We recently wrote about North Carolina’s new law prohibiting state agencies – including public schools and universities – from paying a ransom or even communicating with a threat actor following a ransomware incident. On June 24, Florida followed suit when its governor signed HB 7055 into law, amending portions of the State Cybersecurity Act (the Act), which became effective on July 1.

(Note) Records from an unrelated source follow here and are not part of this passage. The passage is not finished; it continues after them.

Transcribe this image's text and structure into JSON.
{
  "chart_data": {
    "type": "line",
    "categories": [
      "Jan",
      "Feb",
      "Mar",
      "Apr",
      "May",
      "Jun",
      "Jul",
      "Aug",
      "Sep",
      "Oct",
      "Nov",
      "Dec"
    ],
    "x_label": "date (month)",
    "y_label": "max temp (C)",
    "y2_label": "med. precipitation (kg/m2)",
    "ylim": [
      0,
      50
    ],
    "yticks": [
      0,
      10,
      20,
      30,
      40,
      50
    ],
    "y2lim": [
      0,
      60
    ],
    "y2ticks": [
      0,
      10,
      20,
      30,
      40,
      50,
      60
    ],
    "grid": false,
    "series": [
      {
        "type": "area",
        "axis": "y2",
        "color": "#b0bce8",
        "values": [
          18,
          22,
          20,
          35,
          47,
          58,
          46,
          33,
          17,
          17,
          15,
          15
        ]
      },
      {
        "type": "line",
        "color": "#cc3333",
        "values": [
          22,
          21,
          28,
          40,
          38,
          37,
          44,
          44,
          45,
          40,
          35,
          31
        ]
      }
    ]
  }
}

Among other things, the Act now requires that if a Florida state agency, county or municipality experiences a ransomware incident, it must provide notice to Florida’s Cybersecurity Operations Center[1] and the Cybercrime Office of the Department of Law Enforcement[2] (and in the case of a local government, to the sheriff with jurisdiction over that local government) within 12 hours of discovery. The report must include at least the following:

  1. A summary of the facts surrounding the incident.
  2. The date on which the agency most recently backed up its data, the physical location of the backup, whether the backup was encrypted by the ransomware and whether the backup was created using a cloud-based solution.
  3. The types of data compromised by the incident.
  4. The estimated fiscal impact of the incident.
  5. Details of the ransom demanded.

Given the difficulty of compiling this information within 12 hours in the midst of addressing a ransomware incident, Florida state agencies would be well advised to keep their backup schedule somewhere outside the network to prevent it from being inaccessible as a result of either the encryption itself or containment measures taken immediately following a ransomware incident.

Importantly, the updates to the Act also only prohibit a state agency, county or municipality experiencing a ransomware incident from paying or otherwise complying with a ransom demand. Unlike the North Carolina law, which proscribes state agencies from even “communicat[ing] with an entity that has engaged in a cybersecurity incident,” the Florida Act does not appear to prohibit a state agency, county or municipality from communicating with a ransomware threat actor in order to gain intelligence about the nature and scope of the attack or to delay the publication of stolen data.

Unlike North Carolina’s law, Florida’s law appears to exclude public school districts and universities from the list of public entities that are prohibited from paying a ransom. The Act defines the term “state agency” as any official, officer, commission, board, authority, council, committee or department of the executive branch of state government; the Justice Administrative Commission; the Public Service Commission; the Department of Legal Affairs; the Department of Agriculture and Consumer Services; and the Department of Financial Services.[3] Although some questions remain about the nature and scope of Florida’s law prohibiting state agencies from paying ransoms to cybercriminals, the recently passed laws in North Carolina and Florida appear to mark a growing trend in which states prohibit public entities from paying ransoms. In the coming months, we expect to see similar laws introduced and/or passed in several additional states. As such, it is imperative that public entities take proactive measures to reduce their cybersecurity risks and position themselves to recover from cybersecurity incidents without the need to purchase a decrypter. Such measures include, but are not limited to, implementing multifactor authentication, deploying an endpoint detection and response tool throughout the entity’s environment, regularly creating system backups, and keeping those backups separate from the system itself.


[1] https://cyberflorida.org/.

[2] http://www.fdle.state.fl.us/FCCC/FC3-Home.

[3] Fla. Stat. Ann. § 282.318(2) (2022).